Horners Syndrome

The physical findings of ipsilateral ptosis and miosis are characteristic of Horner's syndrome ( Fig 230-20, Plate 19). Interruption of the sympathetic nerve impulses controlling the Mueller muscle in the upper eyelid and the iris dilators cause these classic findings. Interruption can occur anywhere along the pathway from the brain stem to the sympathetic plexus surrounding the carotid artery (Fig 230-21). It is very important to determine whether this syndrome is acute or chronic. Patients with chronic disease can be evaluated on an outpatient basis, but all cases of acute disease require a full emergent evaluation. Workup includes a chest x-ray, CT of the brain and cervical region, and a carotid angiogram if a carotid dissection is suspected (acute Horner's syndrome with neck pain).
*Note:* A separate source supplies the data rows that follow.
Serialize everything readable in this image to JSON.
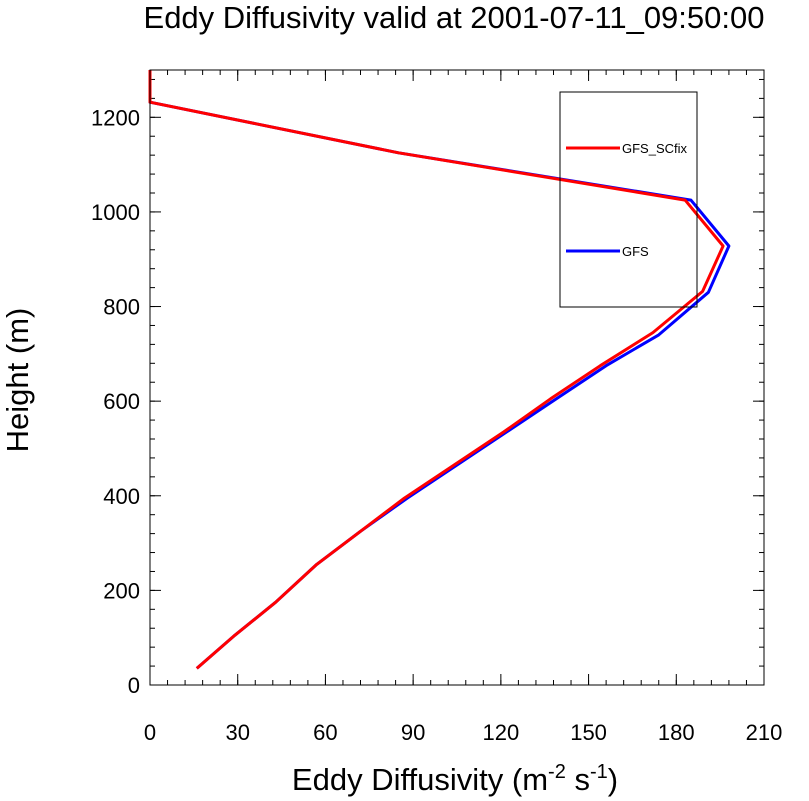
{
  "chart_data": {
    "type": "line",
    "title": "Eddy Diffusivity valid at 2001-07-11_09:50:00",
    "xlabel": "Eddy Diffusivity (m",
    "xlabel_sup1": "-2",
    "xlabel_mid": " s",
    "xlabel_sup2": "-1",
    "xlabel_end": ")",
    "ylabel": "Height (m)",
    "xlim": [
      0,
      210
    ],
    "ylim": [
      0,
      1300
    ],
    "x_ticks": [
      0,
      30,
      60,
      90,
      120,
      150,
      180,
      210
    ],
    "y_ticks": [
      0,
      200,
      400,
      600,
      800,
      1000,
      1200
    ],
    "x_minor_step": 6,
    "y_minor_step": 40,
    "legend": {
      "placement": "top-right"
    },
    "series": [
      {
        "name": "GFS",
        "color": "#0000ff",
        "points": [
          [
            16,
            35
          ],
          [
            29,
            105
          ],
          [
            43,
            175
          ],
          [
            57,
            255
          ],
          [
            72,
            325
          ],
          [
            88,
            395
          ],
          [
            105,
            465
          ],
          [
            122,
            535
          ],
          [
            139,
            605
          ],
          [
            156,
            675
          ],
          [
            174,
            740
          ],
          [
            191,
            830
          ],
          [
            198,
            928
          ],
          [
            185,
            1025
          ],
          [
            85,
            1125
          ],
          [
            0,
            1232
          ],
          [
            0,
            1300
          ]
        ]
      },
      {
        "name": "GFS_SCfix",
        "color": "#ff0000",
        "points": [
          [
            16,
            35
          ],
          [
            29,
            105
          ],
          [
            43,
            175
          ],
          [
            57,
            255
          ],
          [
            72,
            325
          ],
          [
            87,
            395
          ],
          [
            104,
            465
          ],
          [
            121,
            535
          ],
          [
            137,
            605
          ],
          [
            154,
            675
          ],
          [
            172,
            745
          ],
          [
            189,
            832
          ],
          [
            196,
            928
          ],
          [
            183,
            1025
          ],
          [
            85,
            1125
          ],
          [
            0,
            1232
          ],
          [
            0,
            1300
          ]
        ]
      }
    ]
  }
}
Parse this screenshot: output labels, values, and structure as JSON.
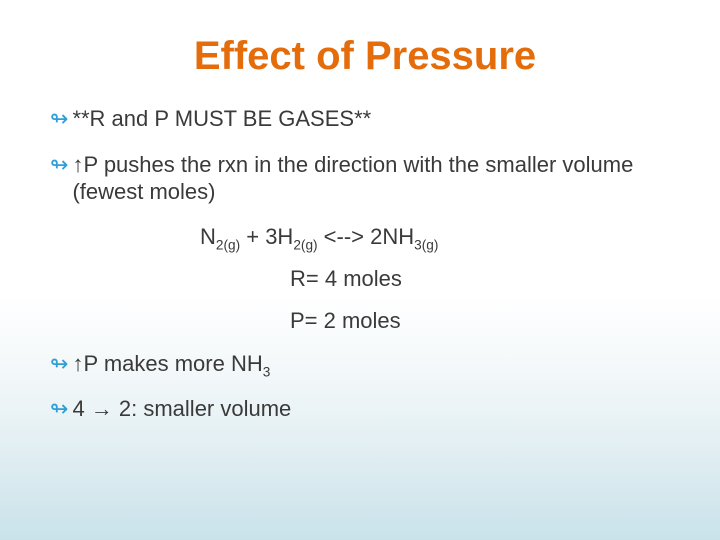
{
  "title": "Effect of Pressure",
  "colors": {
    "title": "#e46c0a",
    "bullet_icon": "#2f9ed8",
    "body_text": "#3a3a3a",
    "bg_top": "#ffffff",
    "bg_bottom": "#c9e2ea"
  },
  "typography": {
    "title_fontsize": 40,
    "body_fontsize": 22,
    "font_family": "Arial"
  },
  "bullets": {
    "b1": "**R and P MUST BE GASES**",
    "b2_pre_arrow": "",
    "b2_arrow": "↑",
    "b2_text": "P pushes the rxn in the direction with the smaller volume (fewest moles)",
    "b3_arrow": "↑",
    "b3_after": "P makes more NH",
    "b3_sub": "3",
    "b4": "4 → 2: smaller volume"
  },
  "equation": {
    "full_plain": "N2(g) + 3H2(g) <--> 2NH3(g)",
    "t1": "N",
    "s1": "2(g)",
    "t2": " + 3H",
    "s2": "2(g)",
    "t3": " <--> 2NH",
    "s3": "3(g)"
  },
  "rp": {
    "r": "R= 4 moles",
    "p": "P= 2 moles"
  },
  "glyphs": {
    "bullet": "↬",
    "right_arrow": "→",
    "up_arrow": "↑"
  }
}
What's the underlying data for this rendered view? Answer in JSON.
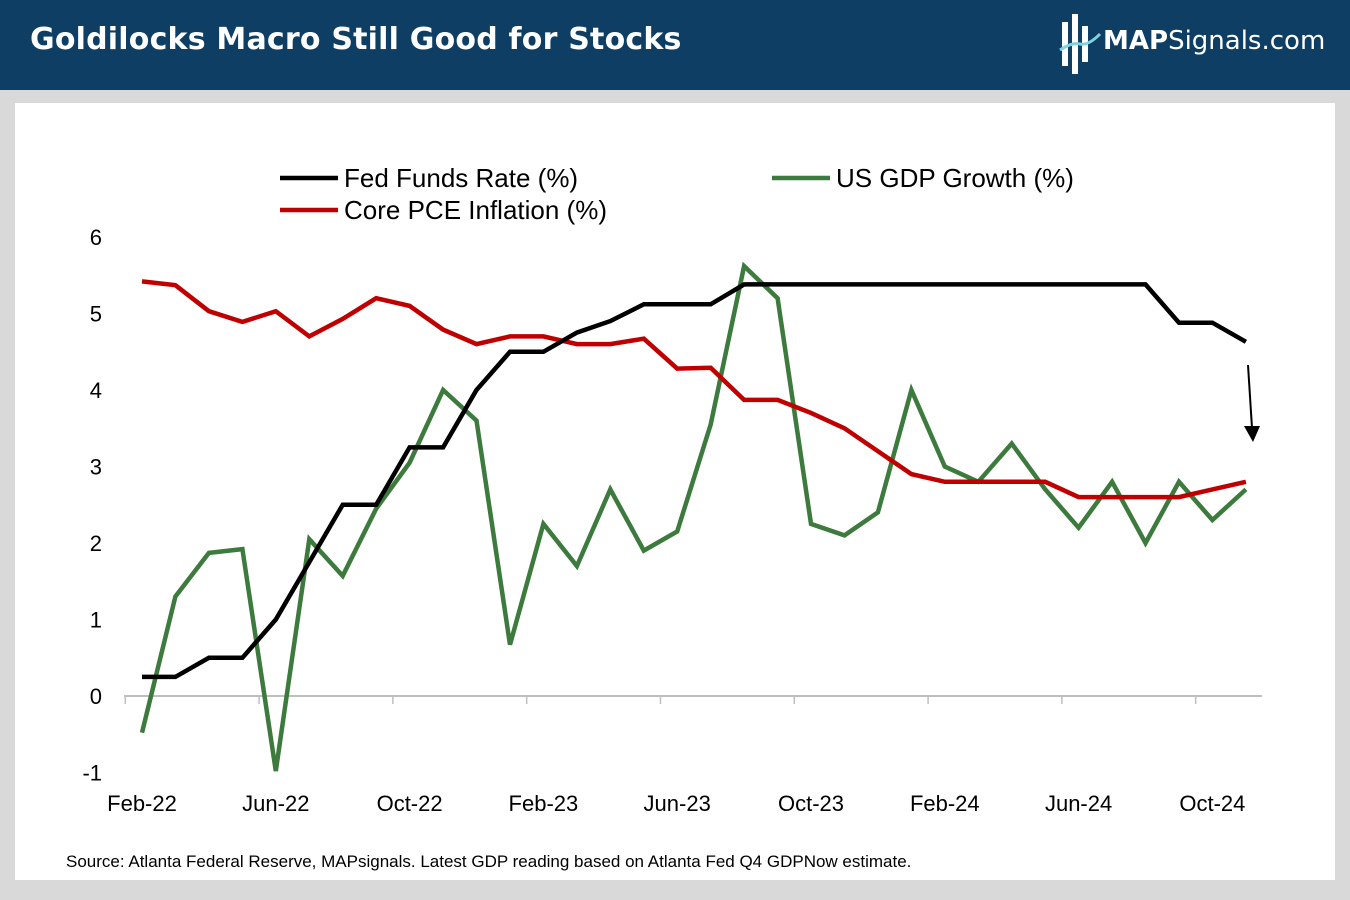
{
  "header": {
    "title": "Goldilocks Macro Still Good for Stocks",
    "logo_bold": "MAP",
    "logo_rest": "Signals.com",
    "colors": {
      "background": "#0e3e63",
      "text": "#ffffff"
    }
  },
  "footer": {
    "source": "Source: Atlanta Federal Reserve, MAPsignals. Latest GDP reading based on Atlanta Fed Q4 GDPNow estimate."
  },
  "chart_data": {
    "type": "line",
    "title": "",
    "xlabel": "",
    "ylabel": "",
    "ylim": [
      -1,
      6
    ],
    "yticks": [
      "-1",
      "0",
      "1",
      "2",
      "3",
      "4",
      "5",
      "6"
    ],
    "x": [
      "Feb-22",
      "Mar-22",
      "Apr-22",
      "May-22",
      "Jun-22",
      "Jul-22",
      "Aug-22",
      "Sep-22",
      "Oct-22",
      "Nov-22",
      "Dec-22",
      "Jan-23",
      "Feb-23",
      "Mar-23",
      "Apr-23",
      "May-23",
      "Jun-23",
      "Jul-23",
      "Aug-23",
      "Sep-23",
      "Oct-23",
      "Nov-23",
      "Dec-23",
      "Jan-24",
      "Feb-24",
      "Mar-24",
      "Apr-24",
      "May-24",
      "Jun-24",
      "Jul-24",
      "Aug-24",
      "Sep-24",
      "Oct-24",
      "Nov-24"
    ],
    "xtick_labels": [
      "Feb-22",
      "Jun-22",
      "Oct-22",
      "Feb-23",
      "Jun-23",
      "Oct-23",
      "Feb-24",
      "Jun-24",
      "Oct-24"
    ],
    "legend_position": "top",
    "series": [
      {
        "name": "Fed Funds Rate (%)",
        "color": "#000000",
        "values": [
          0.25,
          0.25,
          0.5,
          0.5,
          1.0,
          1.75,
          2.5,
          2.5,
          3.25,
          3.25,
          4.0,
          4.5,
          4.5,
          4.75,
          4.9,
          5.12,
          5.12,
          5.12,
          5.38,
          5.38,
          5.38,
          5.38,
          5.38,
          5.38,
          5.38,
          5.38,
          5.38,
          5.38,
          5.38,
          5.38,
          5.38,
          4.88,
          4.88,
          4.63
        ]
      },
      {
        "name": "US GDP Growth (%)",
        "color": "#3d7a3d",
        "values": [
          -0.48,
          1.3,
          1.87,
          1.92,
          -0.98,
          2.05,
          1.57,
          2.45,
          3.05,
          4.0,
          3.6,
          0.67,
          2.25,
          1.7,
          2.7,
          1.9,
          2.15,
          3.55,
          5.62,
          5.2,
          2.25,
          2.1,
          2.4,
          4.0,
          3.0,
          2.8,
          3.3,
          2.7,
          2.2,
          2.8,
          2.0,
          2.8,
          2.3,
          2.7
        ]
      },
      {
        "name": "Core PCE Inflation (%)",
        "color": "#c00000",
        "values": [
          5.42,
          5.37,
          5.03,
          4.89,
          5.03,
          4.7,
          4.93,
          5.2,
          5.1,
          4.79,
          4.6,
          4.7,
          4.7,
          4.6,
          4.6,
          4.67,
          4.28,
          4.29,
          3.87,
          3.87,
          3.7,
          3.5,
          3.2,
          2.9,
          2.8,
          2.8,
          2.8,
          2.8,
          2.6,
          2.6,
          2.6,
          2.6,
          2.7,
          2.8
        ]
      }
    ],
    "annotations": [
      "down-arrow"
    ]
  }
}
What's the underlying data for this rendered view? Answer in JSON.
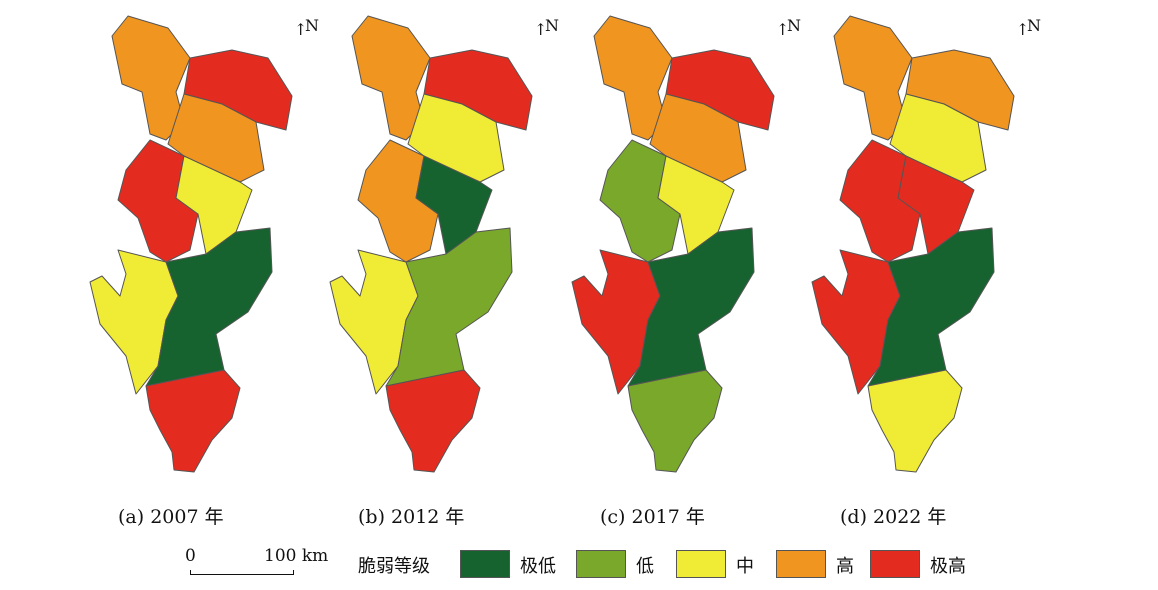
{
  "north_label": "N",
  "north_arrow": "↑",
  "panels": [
    {
      "caption": "(a) 2007 年",
      "levels": [
        "high",
        "very_high",
        "high",
        "very_high",
        "medium",
        "medium",
        "very_low",
        "very_high"
      ]
    },
    {
      "caption": "(b) 2012 年",
      "levels": [
        "high",
        "very_high",
        "medium",
        "high",
        "very_low",
        "medium",
        "low",
        "very_high"
      ]
    },
    {
      "caption": "(c) 2017 年",
      "levels": [
        "high",
        "very_high",
        "high",
        "low",
        "medium",
        "very_high",
        "very_low",
        "low"
      ]
    },
    {
      "caption": "(d) 2022 年",
      "levels": [
        "high",
        "high",
        "medium",
        "very_high",
        "very_high",
        "very_high",
        "very_low",
        "medium"
      ]
    }
  ],
  "scale": {
    "start": "0",
    "end": "100",
    "unit": "km"
  },
  "legend": {
    "title": "脆弱等级",
    "items": [
      {
        "key": "very_low",
        "label": "极低",
        "color": "#17632f"
      },
      {
        "key": "low",
        "label": "低",
        "color": "#7aa82b"
      },
      {
        "key": "medium",
        "label": "中",
        "color": "#f0eb34"
      },
      {
        "key": "high",
        "label": "高",
        "color": "#f0951f"
      },
      {
        "key": "very_high",
        "label": "极高",
        "color": "#e42b20"
      }
    ]
  }
}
FIG. 230-20. (Plate,19). Horner's syndrome. Note ptosis and miosis of the right eye. This patient sustained an acute right carotid artery dissection after being hit in the neck with a football.

FIG. 230-21. Sympathetic nerve pathway of the eye. An interruption anywhere along this pathway can cause Horner's syndrome.

Causes of Horner's syndrome include, in adults, CVA, tumors, internal carotid dissection, herpes zoster, and trauma. In children, the causes include neuroblastoma, lymphoma, and metastasis.

Treatment:

1. Determine whether the condition is chronic or acute.

2. Chronic: outpatient workup by personal physician.